In his column, Bob Jones writes about a book written in 1925 that accurately predicted Japan’s attack on Hawaii, and a little known mock attack in 1932 that proved the attack theory doable. It’s quite a read.

Jade Moon, whose father was 8 and growing up in Kalihi on Dec. 7, writes about his recollections, as well as a visit to the peace memorial in Hiroshima. As with Gail Miyasaki’s story, it is ultimately uplifting.


Bob Hogue has a nice Dec. 7 tale with a sports twist, and Jo McGarry writes about the growing popularity of sake here, even as it declines in Japan (who knew?).

I am also quite pleased to introduce a new columnist in this issue Fareed Zakaria whom I regard as good as anyone in journalism today. The editorat-large of Time magazine, host of CNN’s Fareed Zakaria GPS and the author of two books, Zakaria is an astute and intelligent observer of world events. The New York Times calls his most recent book The Post-American World “a relentlessly intelligent book” and The Economist calls it “a powerful guide” to facing global challenges. Like The Post-American World, his previous book The Future of Freedom was a Times best-seller and has been translated into more than 20 languages. As a political independent, I take pride in bringing MidWeek readers opinions from right, left and in between. Zakaria doesn’t fit any of those labels. Practical, realist, insightful and really smart are terms I’d use instead.

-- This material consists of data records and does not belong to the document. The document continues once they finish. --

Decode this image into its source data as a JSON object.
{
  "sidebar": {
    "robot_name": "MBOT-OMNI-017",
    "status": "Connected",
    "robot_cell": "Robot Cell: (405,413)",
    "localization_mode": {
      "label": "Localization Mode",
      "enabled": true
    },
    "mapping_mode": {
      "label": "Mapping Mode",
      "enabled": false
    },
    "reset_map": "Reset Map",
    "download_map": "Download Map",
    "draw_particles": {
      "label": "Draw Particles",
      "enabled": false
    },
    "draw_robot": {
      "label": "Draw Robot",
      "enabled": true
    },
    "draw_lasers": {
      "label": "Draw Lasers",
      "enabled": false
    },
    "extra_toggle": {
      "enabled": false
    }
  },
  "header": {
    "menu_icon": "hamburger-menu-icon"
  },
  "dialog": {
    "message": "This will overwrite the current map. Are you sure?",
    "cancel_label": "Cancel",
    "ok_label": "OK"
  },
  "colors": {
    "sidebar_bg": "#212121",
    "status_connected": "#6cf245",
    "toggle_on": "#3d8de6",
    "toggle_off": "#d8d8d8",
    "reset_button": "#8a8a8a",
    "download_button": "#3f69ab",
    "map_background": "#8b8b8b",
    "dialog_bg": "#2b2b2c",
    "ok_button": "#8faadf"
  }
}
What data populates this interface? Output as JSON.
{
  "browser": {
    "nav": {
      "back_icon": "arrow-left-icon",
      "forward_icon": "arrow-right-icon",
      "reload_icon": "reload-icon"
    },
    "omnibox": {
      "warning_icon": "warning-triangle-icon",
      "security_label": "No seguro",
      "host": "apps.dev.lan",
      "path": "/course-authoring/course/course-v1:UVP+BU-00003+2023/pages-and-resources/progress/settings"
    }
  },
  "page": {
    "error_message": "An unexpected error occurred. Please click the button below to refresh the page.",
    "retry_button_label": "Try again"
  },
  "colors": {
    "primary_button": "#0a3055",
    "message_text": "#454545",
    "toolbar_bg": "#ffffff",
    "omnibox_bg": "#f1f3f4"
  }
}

Oh, and speaking of medals: I didn’t have room for this paragraph in my Nov. 16 column on Leo Thorsness, Medal of Honor recipient:


By protocol, when any member of the U.S. military sees a Medal of Honor recipient wearing the medal, they up to and including the commander-in-chief must stop and salute. “It’s not me,” Leo said, “it’s the medal.”

By the way, in an email he sent the day before Thanksgiving, Leo who looks like he could still fit in his old Air Force uniform offered this parting advice for getting through the holidays without gaining weight: “Eat more turkey and less pie.”